Expert spot usage
I was commentating on BBO when this deal arose in the 2017 European Championships:
South opened 1NT, 15–17. I see only 14 high-card points, but as frequently happens, players upgrade for good five-card suits. Perhaps the abundance of queens and jacks should have prevented such optimism.
Anyway, game would have been reached regardless.
After 1NT, North transferred to hearts and then offered a choice of games with 3NT. South chose 4♥ and West got off to a good lead – a low club (this pair leads low from x–x–x). When East doesn’t double the 2♦ transfer, that is a slight nudge away from a diamond lead, making a club a slightly better guess. Leading the ♠A is never an option; a trump is possible.
Declarer played low from dummy and East won the ♣K. Now what?
From our catbird seat, it is easy to see three more defensive top tricks. But how would East know to dangerously switch to spades? Declarer could have ♠A x x or even ♠A J x, where this would be costly. Instead, East returned a normal ♣10 – maybe partner had ♣Q–x–x. Declarer won, West playing the ♣6.
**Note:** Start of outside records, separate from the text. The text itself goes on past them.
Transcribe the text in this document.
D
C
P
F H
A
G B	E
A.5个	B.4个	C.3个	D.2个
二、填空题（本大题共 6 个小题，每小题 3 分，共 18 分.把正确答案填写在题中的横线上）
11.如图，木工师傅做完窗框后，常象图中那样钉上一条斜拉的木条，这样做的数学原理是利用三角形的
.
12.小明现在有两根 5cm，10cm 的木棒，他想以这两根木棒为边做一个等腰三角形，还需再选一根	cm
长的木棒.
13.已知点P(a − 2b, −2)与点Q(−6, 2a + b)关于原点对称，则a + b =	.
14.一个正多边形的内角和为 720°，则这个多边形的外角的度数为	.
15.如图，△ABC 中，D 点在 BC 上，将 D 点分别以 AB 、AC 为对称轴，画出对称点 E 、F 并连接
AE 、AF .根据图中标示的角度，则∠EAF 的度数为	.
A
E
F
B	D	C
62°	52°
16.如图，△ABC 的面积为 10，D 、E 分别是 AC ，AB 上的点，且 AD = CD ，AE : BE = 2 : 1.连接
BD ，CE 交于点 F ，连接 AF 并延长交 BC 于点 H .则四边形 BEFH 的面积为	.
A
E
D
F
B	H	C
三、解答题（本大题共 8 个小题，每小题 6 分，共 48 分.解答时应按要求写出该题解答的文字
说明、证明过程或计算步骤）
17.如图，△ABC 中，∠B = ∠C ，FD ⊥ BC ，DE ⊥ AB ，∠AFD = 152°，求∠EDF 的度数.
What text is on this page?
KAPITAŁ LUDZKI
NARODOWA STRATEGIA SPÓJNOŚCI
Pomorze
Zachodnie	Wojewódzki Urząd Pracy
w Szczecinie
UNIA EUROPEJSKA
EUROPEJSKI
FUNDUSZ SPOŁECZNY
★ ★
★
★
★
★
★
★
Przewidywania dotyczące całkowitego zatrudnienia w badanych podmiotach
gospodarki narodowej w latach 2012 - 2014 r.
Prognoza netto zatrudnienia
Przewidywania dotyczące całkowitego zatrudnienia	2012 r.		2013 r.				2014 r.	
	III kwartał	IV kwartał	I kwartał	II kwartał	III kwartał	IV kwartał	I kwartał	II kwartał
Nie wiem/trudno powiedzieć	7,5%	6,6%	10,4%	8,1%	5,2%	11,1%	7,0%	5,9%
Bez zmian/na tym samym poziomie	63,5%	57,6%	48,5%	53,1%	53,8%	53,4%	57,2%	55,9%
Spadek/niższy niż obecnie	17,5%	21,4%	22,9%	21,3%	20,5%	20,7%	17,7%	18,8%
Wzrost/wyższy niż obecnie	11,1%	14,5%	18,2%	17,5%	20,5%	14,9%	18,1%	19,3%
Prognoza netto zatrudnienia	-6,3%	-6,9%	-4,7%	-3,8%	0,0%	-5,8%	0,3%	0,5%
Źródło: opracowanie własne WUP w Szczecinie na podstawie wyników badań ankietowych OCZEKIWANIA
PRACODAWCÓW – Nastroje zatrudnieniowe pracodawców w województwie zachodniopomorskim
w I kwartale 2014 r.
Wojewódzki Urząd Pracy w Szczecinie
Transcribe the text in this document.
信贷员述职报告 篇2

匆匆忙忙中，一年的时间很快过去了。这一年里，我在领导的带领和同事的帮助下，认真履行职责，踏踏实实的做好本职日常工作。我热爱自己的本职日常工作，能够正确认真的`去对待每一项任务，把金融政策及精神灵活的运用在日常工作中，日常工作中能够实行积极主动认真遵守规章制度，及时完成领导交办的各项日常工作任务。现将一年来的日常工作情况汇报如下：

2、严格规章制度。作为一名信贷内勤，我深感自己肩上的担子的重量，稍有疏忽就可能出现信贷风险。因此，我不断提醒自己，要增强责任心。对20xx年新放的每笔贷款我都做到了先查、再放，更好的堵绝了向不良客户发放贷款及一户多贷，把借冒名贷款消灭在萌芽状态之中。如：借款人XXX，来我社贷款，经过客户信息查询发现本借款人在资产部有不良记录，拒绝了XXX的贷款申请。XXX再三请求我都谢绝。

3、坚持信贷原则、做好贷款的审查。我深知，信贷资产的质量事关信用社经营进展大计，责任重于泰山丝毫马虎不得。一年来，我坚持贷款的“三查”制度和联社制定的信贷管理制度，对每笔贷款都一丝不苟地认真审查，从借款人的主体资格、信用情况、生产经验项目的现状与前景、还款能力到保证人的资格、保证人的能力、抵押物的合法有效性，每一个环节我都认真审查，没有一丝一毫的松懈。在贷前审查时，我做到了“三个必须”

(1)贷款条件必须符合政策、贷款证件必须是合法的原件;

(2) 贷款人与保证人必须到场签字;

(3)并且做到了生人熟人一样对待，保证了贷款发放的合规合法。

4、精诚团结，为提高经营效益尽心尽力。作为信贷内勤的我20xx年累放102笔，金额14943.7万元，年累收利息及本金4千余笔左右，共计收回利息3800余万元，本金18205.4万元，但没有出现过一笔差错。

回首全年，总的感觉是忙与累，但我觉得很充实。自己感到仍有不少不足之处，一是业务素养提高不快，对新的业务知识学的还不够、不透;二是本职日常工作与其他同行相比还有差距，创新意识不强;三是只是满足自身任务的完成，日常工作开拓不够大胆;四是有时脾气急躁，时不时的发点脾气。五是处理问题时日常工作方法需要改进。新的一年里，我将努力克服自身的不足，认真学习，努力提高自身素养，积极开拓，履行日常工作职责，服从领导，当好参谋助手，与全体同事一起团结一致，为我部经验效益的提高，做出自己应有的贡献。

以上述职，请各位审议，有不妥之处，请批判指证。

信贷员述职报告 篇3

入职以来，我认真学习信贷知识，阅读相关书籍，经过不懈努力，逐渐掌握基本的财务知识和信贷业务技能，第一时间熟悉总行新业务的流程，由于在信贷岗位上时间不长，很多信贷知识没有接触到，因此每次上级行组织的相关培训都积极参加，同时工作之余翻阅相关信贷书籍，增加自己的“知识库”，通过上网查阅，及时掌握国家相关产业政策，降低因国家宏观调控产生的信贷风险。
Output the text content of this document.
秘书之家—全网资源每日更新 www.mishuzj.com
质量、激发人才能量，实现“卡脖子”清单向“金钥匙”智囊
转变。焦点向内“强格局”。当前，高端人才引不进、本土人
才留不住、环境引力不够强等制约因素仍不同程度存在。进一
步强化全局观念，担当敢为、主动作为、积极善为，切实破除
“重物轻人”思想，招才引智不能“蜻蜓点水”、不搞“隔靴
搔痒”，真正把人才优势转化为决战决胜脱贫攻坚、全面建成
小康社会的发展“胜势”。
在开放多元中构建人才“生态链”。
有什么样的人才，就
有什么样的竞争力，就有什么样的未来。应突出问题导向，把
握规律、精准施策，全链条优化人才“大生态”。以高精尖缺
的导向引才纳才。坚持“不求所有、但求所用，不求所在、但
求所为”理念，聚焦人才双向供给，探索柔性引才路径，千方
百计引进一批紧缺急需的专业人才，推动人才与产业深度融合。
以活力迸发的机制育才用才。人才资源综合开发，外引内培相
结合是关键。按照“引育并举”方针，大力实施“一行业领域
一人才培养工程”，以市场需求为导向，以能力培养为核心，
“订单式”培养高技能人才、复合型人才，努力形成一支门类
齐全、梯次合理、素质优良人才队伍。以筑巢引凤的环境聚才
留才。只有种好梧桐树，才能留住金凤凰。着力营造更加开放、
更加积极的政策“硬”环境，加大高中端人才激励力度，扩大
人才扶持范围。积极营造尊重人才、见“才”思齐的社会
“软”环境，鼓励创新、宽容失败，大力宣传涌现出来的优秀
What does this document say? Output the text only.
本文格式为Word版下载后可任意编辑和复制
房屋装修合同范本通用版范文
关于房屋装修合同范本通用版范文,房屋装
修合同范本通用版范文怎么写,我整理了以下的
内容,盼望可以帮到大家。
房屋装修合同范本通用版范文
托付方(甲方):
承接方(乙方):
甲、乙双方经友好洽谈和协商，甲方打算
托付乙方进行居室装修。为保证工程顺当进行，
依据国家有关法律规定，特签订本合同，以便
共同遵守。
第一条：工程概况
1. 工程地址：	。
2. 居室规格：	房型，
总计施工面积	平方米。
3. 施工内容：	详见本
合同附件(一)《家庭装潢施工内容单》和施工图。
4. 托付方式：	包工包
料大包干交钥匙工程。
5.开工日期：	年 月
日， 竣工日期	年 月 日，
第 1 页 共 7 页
Declarer led the ♥Q and West played the ♥9. What’s with the unnecessary high club and heart spots?
Expert defenders use lots of subtle suit-preference signals. Because those club and heart spots make no sense for uses like count or attitude, they should send a message about the other suits (spades/diamonds). West’s high cards in both cases, screamed spades. East got the message and, just in time, switched to spades upon winning his ♥A, setting the contract one. Had East stayed passive, declarer would have made an overtrick by throwing dummy’s spades on his good diamonds.